Selama konferensi pers minggu lalu, Menteri Keuangan Janet L. Yellen menolak untuk mengkonfirmasi apakah CFIUS sedang meninjau kesepakatan U.S. Steel, mencatat kerahasiaan kerjanya. Namun, dia mengakui kekhawatiran tentang kepemilikan perusahaan tersebut.

“Saya tentu menerima pandangan presiden, yang telah ia sampaikan, bahwa perusahaan harus tetap berada di tangan Amerika,” kata Nyonya Yellen. “Ia tidak secara khusus mengatakan bahwa ini adalah masalah keamanan nasional, tetapi yang berkaitan dengan kebaikan pekerja dan negara.”

Setelah komentar Bapak Biden pada bulan April, Nippon Steel merilis pernyataan menolak saran bahwa kesepakatan tersebut merupakan ancaman. Perusahaan berjanji bahwa pekerjaan akan dilindungi dan mereka berencana untuk berinvestasi di Pennsylvania.

“Tidak akan ada penutupan pabrik, dan produksi serta pekerjaan akan tetap ada di Amerika,” kata perusahaan.

Waktu luaran hasil masih menjadi pertanyaan terbuka. Hal ini bisa tergantung pada apakah Nippon ingin melihat proses tersebut sampai akhir dan apakah Bapak Biden ingin mengambil tindakan untuk memastikan bahwa U.S. Steel tetap menjadi perusahaan Amerika sebelum pemilihan.

Bagi sebagian pakar, kemungkinan bahwa kesepakatan semacam itu, melibatkan sekutu dekat Amerika, bisa terancam adalah kasus politik melampaui kebijakan.

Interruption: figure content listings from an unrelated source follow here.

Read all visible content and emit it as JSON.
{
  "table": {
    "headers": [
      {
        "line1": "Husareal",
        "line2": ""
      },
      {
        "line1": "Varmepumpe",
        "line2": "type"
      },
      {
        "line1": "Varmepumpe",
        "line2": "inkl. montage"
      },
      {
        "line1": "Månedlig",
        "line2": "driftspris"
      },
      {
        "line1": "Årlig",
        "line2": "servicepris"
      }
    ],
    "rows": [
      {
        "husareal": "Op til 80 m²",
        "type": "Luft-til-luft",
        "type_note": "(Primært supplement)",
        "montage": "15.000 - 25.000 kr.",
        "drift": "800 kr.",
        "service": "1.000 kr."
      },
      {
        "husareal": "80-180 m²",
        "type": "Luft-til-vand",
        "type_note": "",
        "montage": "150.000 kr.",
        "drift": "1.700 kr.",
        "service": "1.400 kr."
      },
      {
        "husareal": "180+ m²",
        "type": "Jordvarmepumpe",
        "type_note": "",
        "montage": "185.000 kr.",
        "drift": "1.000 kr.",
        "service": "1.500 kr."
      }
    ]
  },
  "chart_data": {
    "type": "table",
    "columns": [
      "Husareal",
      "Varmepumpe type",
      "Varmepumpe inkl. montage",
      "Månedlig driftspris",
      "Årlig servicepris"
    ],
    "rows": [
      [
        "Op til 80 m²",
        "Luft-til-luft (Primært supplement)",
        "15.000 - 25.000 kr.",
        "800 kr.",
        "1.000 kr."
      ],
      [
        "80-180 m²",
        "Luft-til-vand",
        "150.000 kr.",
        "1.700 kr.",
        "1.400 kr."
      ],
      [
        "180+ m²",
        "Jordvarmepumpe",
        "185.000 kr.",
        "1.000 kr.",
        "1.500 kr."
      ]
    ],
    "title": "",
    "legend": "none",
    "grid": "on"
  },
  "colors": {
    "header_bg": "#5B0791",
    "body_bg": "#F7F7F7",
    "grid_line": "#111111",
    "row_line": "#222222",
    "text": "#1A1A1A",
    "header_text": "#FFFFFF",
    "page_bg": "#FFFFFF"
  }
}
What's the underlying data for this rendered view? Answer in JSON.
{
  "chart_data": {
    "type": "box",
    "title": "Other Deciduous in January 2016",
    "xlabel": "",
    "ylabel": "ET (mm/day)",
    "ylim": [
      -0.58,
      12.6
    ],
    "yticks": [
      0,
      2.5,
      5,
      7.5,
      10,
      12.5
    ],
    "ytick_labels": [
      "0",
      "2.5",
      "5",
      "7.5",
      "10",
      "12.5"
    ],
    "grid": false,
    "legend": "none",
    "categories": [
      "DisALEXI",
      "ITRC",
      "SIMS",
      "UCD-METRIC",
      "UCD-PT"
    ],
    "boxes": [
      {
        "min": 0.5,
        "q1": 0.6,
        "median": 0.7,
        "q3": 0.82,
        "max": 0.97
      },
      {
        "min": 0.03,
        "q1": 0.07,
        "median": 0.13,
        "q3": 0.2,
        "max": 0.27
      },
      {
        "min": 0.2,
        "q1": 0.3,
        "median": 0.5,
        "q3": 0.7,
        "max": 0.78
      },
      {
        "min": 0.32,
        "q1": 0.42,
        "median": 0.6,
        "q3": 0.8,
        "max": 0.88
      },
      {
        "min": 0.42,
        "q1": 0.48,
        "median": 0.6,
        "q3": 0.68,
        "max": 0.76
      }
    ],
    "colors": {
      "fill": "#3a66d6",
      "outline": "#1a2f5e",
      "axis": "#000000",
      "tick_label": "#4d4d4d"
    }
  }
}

“Ini tahun pemilihan dan gagasan tentang perusahaan asing yang membeli merek ikonis di AS di sebuah negara ‘ayunan’ hanyalah mengundang respons politik tanpa berpikir panjang,” kata John Kabealo, seorang pengacara berbasis di Washington yang mengkhususkan diri dalam transaksi lintas batas.